First and foremost, it needs the blessing of Capitals owner Ted Leonsis, who has a good relationship with Ovechkin and could be unwilling to move his franchise player. If he’s against it, the deal won’t happen unless Ovechkin requests a trade.
Ovechkin’s contract is a significant stumbling block. He’s got four years remaining on his deal at an annual cap hit of over $9.5 million ($10 million annually in actual salary) with a 10-team no-trade clause. With the cap ceiling not expected to significantly rise for next season, good luck finding a team on Ovechkin’s list of acceptable trade destinations willing to take on that cap hit.
Third, the potential return. Swinging a deal that benefits both teams is a difficult task. The Capitals will seek a significant return that could potentially gut the roster of their trading partner.

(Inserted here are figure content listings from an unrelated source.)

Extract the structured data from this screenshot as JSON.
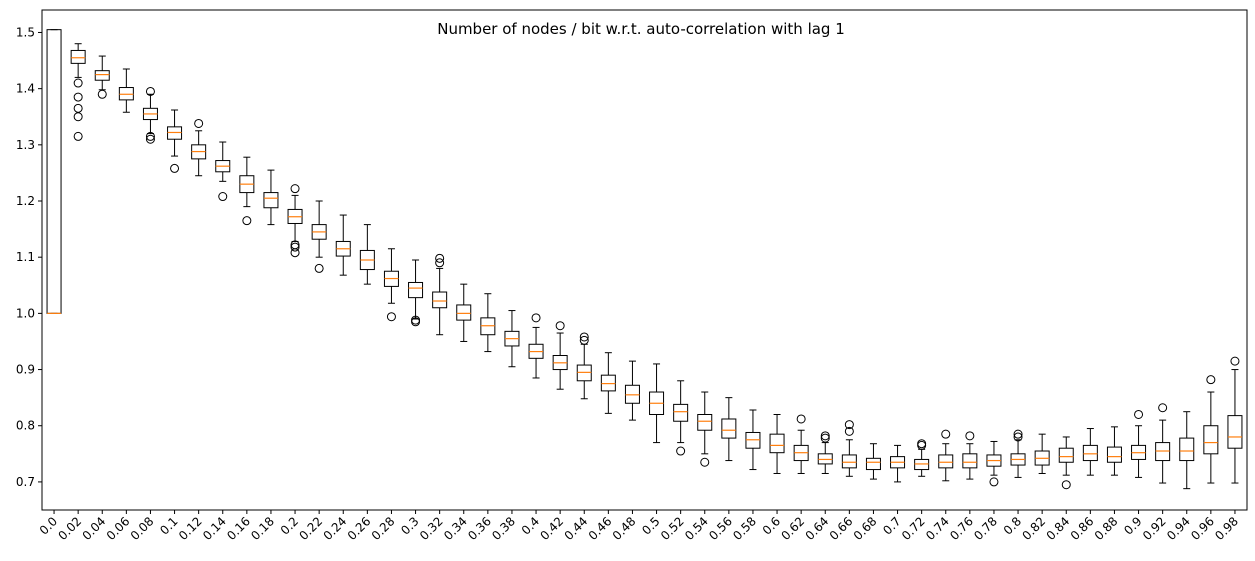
{
  "chart_data": {
    "type": "box",
    "title": "Number of nodes / bit w.r.t. auto-correlation with lag 1",
    "xlabel": "",
    "ylabel": "",
    "ylim": [
      0.65,
      1.54
    ],
    "yticks": [
      "0.7",
      "0.8",
      "0.9",
      "1.0",
      "1.1",
      "1.2",
      "1.3",
      "1.4",
      "1.5"
    ],
    "grid": false,
    "categories": [
      "0.0",
      "0.02",
      "0.04",
      "0.06",
      "0.08",
      "0.1",
      "0.12",
      "0.14",
      "0.16",
      "0.18",
      "0.2",
      "0.22",
      "0.24",
      "0.26",
      "0.28",
      "0.3",
      "0.32",
      "0.34",
      "0.36",
      "0.38",
      "0.4",
      "0.42",
      "0.44",
      "0.46",
      "0.48",
      "0.5",
      "0.52",
      "0.54",
      "0.56",
      "0.58",
      "0.6",
      "0.62",
      "0.64",
      "0.66",
      "0.68",
      "0.7",
      "0.72",
      "0.74",
      "0.76",
      "0.78",
      "0.8",
      "0.82",
      "0.84",
      "0.86",
      "0.88",
      "0.9",
      "0.92",
      "0.94",
      "0.96",
      "0.98"
    ],
    "boxes": [
      {
        "whislo": 1.0,
        "q1": 1.0,
        "med": 1.0,
        "q3": 1.505,
        "whishi": 1.505,
        "fliers": []
      },
      {
        "whislo": 1.42,
        "q1": 1.445,
        "med": 1.455,
        "q3": 1.468,
        "whishi": 1.48,
        "fliers": [
          1.41,
          1.385,
          1.365,
          1.35,
          1.315
        ]
      },
      {
        "whislo": 1.398,
        "q1": 1.415,
        "med": 1.425,
        "q3": 1.432,
        "whishi": 1.458,
        "fliers": [
          1.39
        ]
      },
      {
        "whislo": 1.358,
        "q1": 1.38,
        "med": 1.39,
        "q3": 1.402,
        "whishi": 1.435,
        "fliers": []
      },
      {
        "whislo": 1.32,
        "q1": 1.345,
        "med": 1.355,
        "q3": 1.365,
        "whishi": 1.39,
        "fliers": [
          1.395,
          1.315,
          1.31
        ]
      },
      {
        "whislo": 1.28,
        "q1": 1.31,
        "med": 1.322,
        "q3": 1.332,
        "whishi": 1.362,
        "fliers": [
          1.258
        ]
      },
      {
        "whislo": 1.245,
        "q1": 1.275,
        "med": 1.288,
        "q3": 1.3,
        "whishi": 1.325,
        "fliers": [
          1.338
        ]
      },
      {
        "whislo": 1.235,
        "q1": 1.252,
        "med": 1.262,
        "q3": 1.272,
        "whishi": 1.305,
        "fliers": [
          1.208
        ]
      },
      {
        "whislo": 1.19,
        "q1": 1.215,
        "med": 1.23,
        "q3": 1.245,
        "whishi": 1.278,
        "fliers": [
          1.165
        ]
      },
      {
        "whislo": 1.158,
        "q1": 1.188,
        "med": 1.205,
        "q3": 1.215,
        "whishi": 1.255,
        "fliers": []
      },
      {
        "whislo": 1.128,
        "q1": 1.16,
        "med": 1.172,
        "q3": 1.185,
        "whishi": 1.21,
        "fliers": [
          1.222,
          1.122,
          1.118,
          1.108
        ]
      },
      {
        "whislo": 1.1,
        "q1": 1.132,
        "med": 1.145,
        "q3": 1.158,
        "whishi": 1.2,
        "fliers": [
          1.08
        ]
      },
      {
        "whislo": 1.068,
        "q1": 1.102,
        "med": 1.115,
        "q3": 1.128,
        "whishi": 1.175,
        "fliers": []
      },
      {
        "whislo": 1.052,
        "q1": 1.078,
        "med": 1.095,
        "q3": 1.112,
        "whishi": 1.158,
        "fliers": []
      },
      {
        "whislo": 1.018,
        "q1": 1.048,
        "med": 1.062,
        "q3": 1.075,
        "whishi": 1.115,
        "fliers": [
          0.994
        ]
      },
      {
        "whislo": 0.99,
        "q1": 1.028,
        "med": 1.045,
        "q3": 1.055,
        "whishi": 1.095,
        "fliers": [
          0.988,
          0.985
        ]
      },
      {
        "whislo": 0.962,
        "q1": 1.01,
        "med": 1.022,
        "q3": 1.038,
        "whishi": 1.08,
        "fliers": [
          1.098,
          1.09
        ]
      },
      {
        "whislo": 0.95,
        "q1": 0.988,
        "med": 1.0,
        "q3": 1.015,
        "whishi": 1.052,
        "fliers": []
      },
      {
        "whislo": 0.932,
        "q1": 0.962,
        "med": 0.978,
        "q3": 0.992,
        "whishi": 1.035,
        "fliers": []
      },
      {
        "whislo": 0.905,
        "q1": 0.942,
        "med": 0.955,
        "q3": 0.968,
        "whishi": 1.005,
        "fliers": []
      },
      {
        "whislo": 0.885,
        "q1": 0.92,
        "med": 0.932,
        "q3": 0.945,
        "whishi": 0.975,
        "fliers": [
          0.992
        ]
      },
      {
        "whislo": 0.865,
        "q1": 0.9,
        "med": 0.912,
        "q3": 0.925,
        "whishi": 0.965,
        "fliers": [
          0.978
        ]
      },
      {
        "whislo": 0.848,
        "q1": 0.88,
        "med": 0.895,
        "q3": 0.908,
        "whishi": 0.945,
        "fliers": [
          0.958,
          0.952
        ]
      },
      {
        "whislo": 0.822,
        "q1": 0.862,
        "med": 0.875,
        "q3": 0.89,
        "whishi": 0.93,
        "fliers": []
      },
      {
        "whislo": 0.81,
        "q1": 0.84,
        "med": 0.855,
        "q3": 0.872,
        "whishi": 0.915,
        "fliers": []
      },
      {
        "whislo": 0.77,
        "q1": 0.82,
        "med": 0.84,
        "q3": 0.86,
        "whishi": 0.91,
        "fliers": []
      },
      {
        "whislo": 0.77,
        "q1": 0.808,
        "med": 0.825,
        "q3": 0.838,
        "whishi": 0.88,
        "fliers": [
          0.755
        ]
      },
      {
        "whislo": 0.75,
        "q1": 0.792,
        "med": 0.808,
        "q3": 0.82,
        "whishi": 0.86,
        "fliers": [
          0.735
        ]
      },
      {
        "whislo": 0.738,
        "q1": 0.778,
        "med": 0.792,
        "q3": 0.812,
        "whishi": 0.85,
        "fliers": []
      },
      {
        "whislo": 0.722,
        "q1": 0.76,
        "med": 0.775,
        "q3": 0.788,
        "whishi": 0.828,
        "fliers": []
      },
      {
        "whislo": 0.715,
        "q1": 0.752,
        "med": 0.765,
        "q3": 0.785,
        "whishi": 0.82,
        "fliers": []
      },
      {
        "whislo": 0.715,
        "q1": 0.738,
        "med": 0.752,
        "q3": 0.765,
        "whishi": 0.792,
        "fliers": [
          0.812
        ]
      },
      {
        "whislo": 0.715,
        "q1": 0.732,
        "med": 0.74,
        "q3": 0.75,
        "whishi": 0.77,
        "fliers": [
          0.782,
          0.778
        ]
      },
      {
        "whislo": 0.71,
        "q1": 0.725,
        "med": 0.735,
        "q3": 0.748,
        "whishi": 0.775,
        "fliers": [
          0.802,
          0.79
        ]
      },
      {
        "whislo": 0.705,
        "q1": 0.722,
        "med": 0.735,
        "q3": 0.742,
        "whishi": 0.768,
        "fliers": []
      },
      {
        "whislo": 0.7,
        "q1": 0.725,
        "med": 0.735,
        "q3": 0.745,
        "whishi": 0.765,
        "fliers": []
      },
      {
        "whislo": 0.71,
        "q1": 0.722,
        "med": 0.732,
        "q3": 0.74,
        "whishi": 0.758,
        "fliers": [
          0.768,
          0.765
        ]
      },
      {
        "whislo": 0.702,
        "q1": 0.725,
        "med": 0.735,
        "q3": 0.748,
        "whishi": 0.768,
        "fliers": [
          0.785
        ]
      },
      {
        "whislo": 0.705,
        "q1": 0.725,
        "med": 0.735,
        "q3": 0.75,
        "whishi": 0.768,
        "fliers": [
          0.782
        ]
      },
      {
        "whislo": 0.712,
        "q1": 0.728,
        "med": 0.738,
        "q3": 0.748,
        "whishi": 0.772,
        "fliers": [
          0.7
        ]
      },
      {
        "whislo": 0.708,
        "q1": 0.73,
        "med": 0.74,
        "q3": 0.75,
        "whishi": 0.775,
        "fliers": [
          0.785,
          0.78
        ]
      },
      {
        "whislo": 0.715,
        "q1": 0.73,
        "med": 0.742,
        "q3": 0.755,
        "whishi": 0.785,
        "fliers": []
      },
      {
        "whislo": 0.712,
        "q1": 0.735,
        "med": 0.745,
        "q3": 0.76,
        "whishi": 0.78,
        "fliers": [
          0.695
        ]
      },
      {
        "whislo": 0.712,
        "q1": 0.738,
        "med": 0.75,
        "q3": 0.765,
        "whishi": 0.795,
        "fliers": []
      },
      {
        "whislo": 0.712,
        "q1": 0.735,
        "med": 0.745,
        "q3": 0.762,
        "whishi": 0.798,
        "fliers": []
      },
      {
        "whislo": 0.708,
        "q1": 0.74,
        "med": 0.752,
        "q3": 0.765,
        "whishi": 0.8,
        "fliers": [
          0.82
        ]
      },
      {
        "whislo": 0.698,
        "q1": 0.738,
        "med": 0.755,
        "q3": 0.77,
        "whishi": 0.81,
        "fliers": [
          0.832
        ]
      },
      {
        "whislo": 0.688,
        "q1": 0.738,
        "med": 0.755,
        "q3": 0.778,
        "whishi": 0.825,
        "fliers": []
      },
      {
        "whislo": 0.698,
        "q1": 0.75,
        "med": 0.77,
        "q3": 0.8,
        "whishi": 0.86,
        "fliers": [
          0.882
        ]
      },
      {
        "whislo": 0.698,
        "q1": 0.76,
        "med": 0.78,
        "q3": 0.818,
        "whishi": 0.9,
        "fliers": [
          0.915
        ]
      }
    ],
    "colors": {
      "box": "#000000",
      "median": "#ff7f0e",
      "flier": "#000000",
      "background": "#ffffff"
    }
  }
}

Add those factors up and it’s unlikely we’ll see a blockbuster deal this summer involving Alex Ovechkin.
THE HOCKEY NEWS’ Ryan Kennedy reports the Boston Bruins are entertaining offers for restricted free agent forward Ryan Spooner. “I’ve heard New Jersey, Vancouver and Vegas as potential destinations,” said Kennedy.
CSNNE.COM: Joe Haggerty speculates the Bruins will look outside their organization for a left-side defenseman to skate alongside promising blueliner Charlie McAvoy. However, they’ll face competition from clubs such as the Tampa Bay Lightning seeking a similar defenseman. While Spooner could have some trade value it won’t trump what the Lightning could offer, especially if they’re willing to part with left wing Jonathan Drouin.
SPECTOR’S NOTE: If the Bruins hope to use Spooner to acquire a decent defenseman they might have to include a draft pick or prospect as a sweetener. Spooner will still have some value but clubs will now look at him as a reclamation project. Perhaps the Bruins can target teams that risk losing a defenseman in the expansion draft or those in need of shedding salary this summer.
THE NEWS & OBSERVER: Luke DeCock believes Carolina Hurricanes general manager Ron Francis is entering a critical summer in his rebuild of the club. Francis has yet to swing a major trade for an elite player. His club needs a center who can play on one of the top two lines, a scoring winger and a third-pairing defenseman or two.
The Hurricanes are well-stocked with draft picks and entering a summer where teams face salary-cap pressure and the risk of losing good player to the Vegas Golden Knights in the expansion draft. There could be no better time for Francis to use his depth in trade bait to land impact players.
SPECTOR’S NOTE: Francis appears to have started that process, having shipped a third-round pick that belonged to the Ottawa Senators to the Chicago Blackhawks for pending unrestricted free agent goalie Scott Darling. With $41 million invested in 14 players, the Hurricanes have plenty of cap space, though their internal cap ceiling may be lower than the league’s. Still, they have the cap room and the depth in picks and prospects to make at least one significant move this summer.